Hasta que no hubiera paz y guardaran sus armas bélicas, ellas se negarían a los derechos conyugales o a cualquier insinuación erótica.

Sorprendente: se bebió la copa de un trago. Va y nos espeta: “El otro día hablabais de la asignatura pendiente, pues la obra en que estoy es otra asignatura pendiente. Conocéis Lisístrata, ¿os suena?”. Nadie responde, el profesor dice: “Me suena de algo latino, de los tiempos de Cristo”.

“Os cuento: Lisístrata se representó allá en el año 400 antes de Cristo. En aquellos años, los griegos no cesaban de guerrear y conquistar territorios. Vamos, como Trump ahora. Sucedió que las mujeres de Atenas, cansadas de verlos partir con sus lanzas y escudos, los cascos de sus caballos hiriendo la tierra, decidieron reunirse en consejo”.

Todos escuchamos con interés. Ella nos mira, provocativa: “Después de muchas conversaciones, tomaron una medida que la leyenda dice que fue eficaz.

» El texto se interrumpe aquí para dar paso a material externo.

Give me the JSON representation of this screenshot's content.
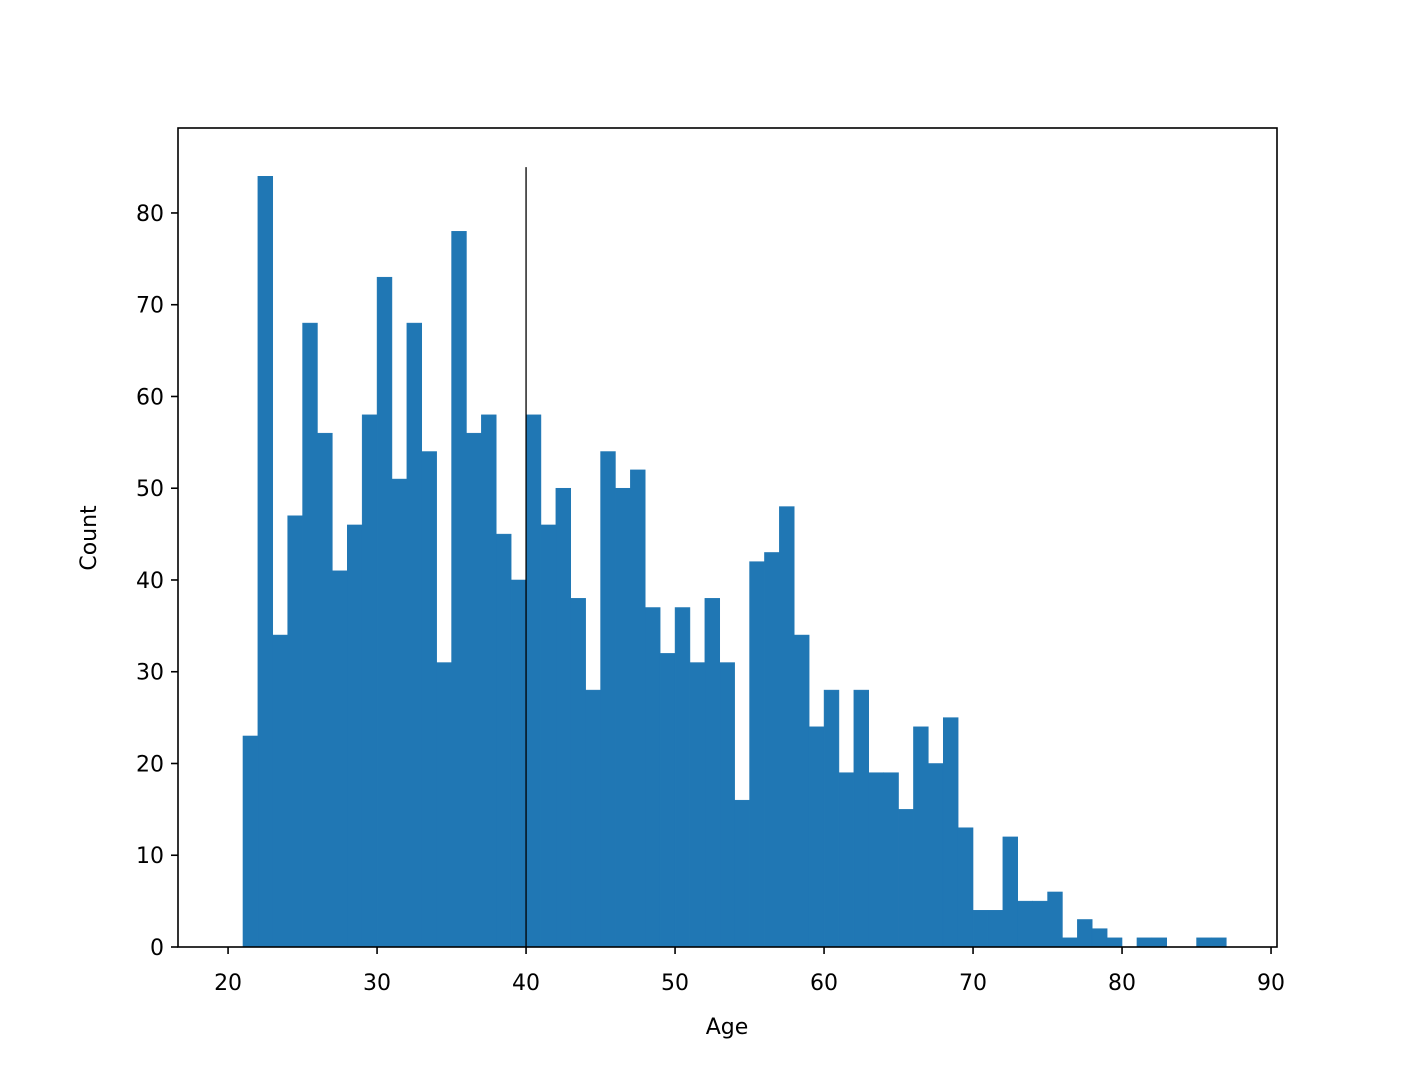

Hasta que no hubiera paz y guardaran sus armas bélicas, ellas se negarían a los derechos conyugales o a cualquier insinuación erótica”.

Se ríe el psiquiatra: “Bueno, es mejor solución que la de los cristianos que iban a conquistar Jerusalén como cruzados, o los soldados del Cid cuando tomaron Valencia. Entonces, los valientes soldados tomaban precauciones. Un buen cerrajero construía lo que se llamó cinturón de castidad, un artefacto de hierro que impedía el coito vaginal e incluso cubría los senos”.

Se queda pensativa nuestra amiga. “Nuestra obra la estrenaremos pronto, pues tenemos conversaciones con el Teatro Principal”.

“Ojalá pudiéramos representar la obra delante de la esposa de Trump, Melania, modelo, mujer de gran desfachatez, y la de Netanyahu, Sara, mujer de armas tomar y asidua a los juzgados, dicen que amante del lujo y las joyas”.

“Podrían tomar ejemplo de las mujeres griegas. Seguro que Trump, que presume de atleta sexual, accedería de inmediato y pararía a continuación sus obsesiones bélicas. Lo mismo que el psicótico Netanyahu”.

Se acaba la tertulia. Alguien recuerda a Machado: “¡Señor! La guerra es mala y bárbara; la guerra, odiada por las madres, las almas entigrece”.

Le decimos: “Invítanos a un ensayo”. Ella se ríe: “eso es secreto, como lo nuestro”.

Se va un poco decepcionada. El músico la toma del hombro y le dice al oído: “Mi madre siempre me recuerda, sin mujer no hay engendrar ni hay saber”.